The awards will be presented at a ceremony this Friday, May 1, at the Hudson Theatre, New York City. The honors (including a Lifetime Achievement Award) are named for Ms. Sharaff (1910-1993), whose costume designs won five Academy Awards (she was nominated for 15 Oscars) and a Tony (in 1952 for "The King and I").
Mr. Hemesath made his Broadway debut in 2014 as the costume designer for "Honeymoon in Vegas," the new Jason Robert Brown and Andrew Bergman musical, based on the 1992 film. The musical first ran at New Jersey's Paper Mill Playhouse, transferred to Broadway's Brooks Atkinson Theatre in November, for previews, with its official run Jan. 15 to April 5, garnering rave reviews but not enough of an audience.
After St. Ambrose, Mr. Hemesath earned his master's degree at Carnegie Mellon University in 1997 before moving to New York City. He has served as the assistant costume designer to Catherine Zuber for the 2009 Broadway revival of "The Royal Family," and his Off-Broadway costume design credits include "Unbroken Circle" (2013) and "Disaster! A 70's Disaster Movie Musical" (2012).
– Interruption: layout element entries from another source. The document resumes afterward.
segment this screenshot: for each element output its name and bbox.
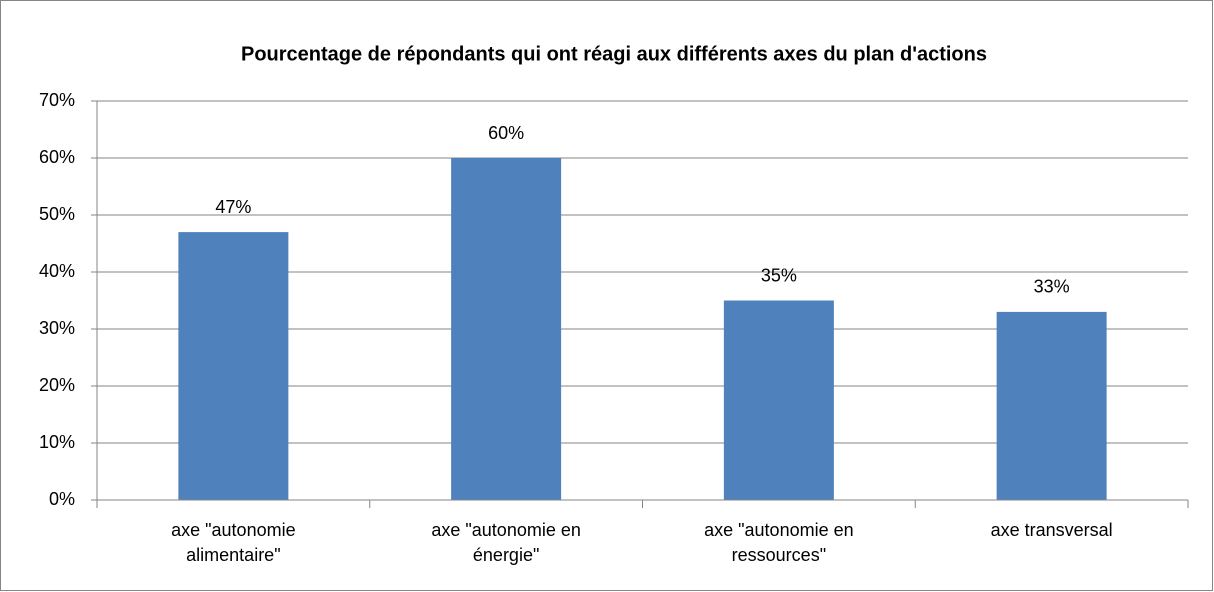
bar (451, 158, 562, 500)
data-label: 35% (761, 265, 797, 285)
x-tick-label: axe "autonomie alimentaire" (171, 520, 295, 565)
x-tick-label: axe transversal (991, 520, 1113, 540)
y-tick-label: 10% (39, 432, 75, 452)
data-label: 60% (488, 123, 524, 143)
chart-title: Pourcentage de répondants qui ont réagi … (241, 43, 987, 65)
x-tick-label: axe "autonomie en ressources" (704, 520, 854, 565)
y-tick-label: 30% (39, 318, 75, 338)
data-label: 33% (1034, 277, 1070, 297)
y-tick-label: 50% (39, 204, 75, 224)
y-tick-label: 70% (39, 90, 75, 110)
x-tick-label: axe "autonomie en énergie" (431, 520, 581, 565)
bar (178, 232, 289, 500)
y-tick-label: 20% (39, 375, 75, 395)
bar (723, 300, 834, 500)
bar (996, 311, 1107, 500)
y-tick-label: 40% (39, 261, 75, 281)
data-label: 47% (215, 197, 251, 217)
y-tick-label: 0% (49, 489, 75, 509)
y-tick-label: 60% (39, 147, 75, 167)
He has designed costumes and assisted with productions at Paper Mill Playhouse, Skylight Opera Theatre, Madison Repertory Theatre, Judith Anderson Theatre, the Rockwell Theater, Galvin Fine Arts Center and the Bronx Opera.
Mr. Hemesath was operations manager for Dodger Costumes Inc. where, under his direction, the shop built costumes for the Broadway revivals of "42nd Street," "Into the Woods" and more, and he was an assistant costumer for the national tour of "Titanic."
In television, he has worked on select episodes of The Today Show, The Caroline Rhea Show and SNL.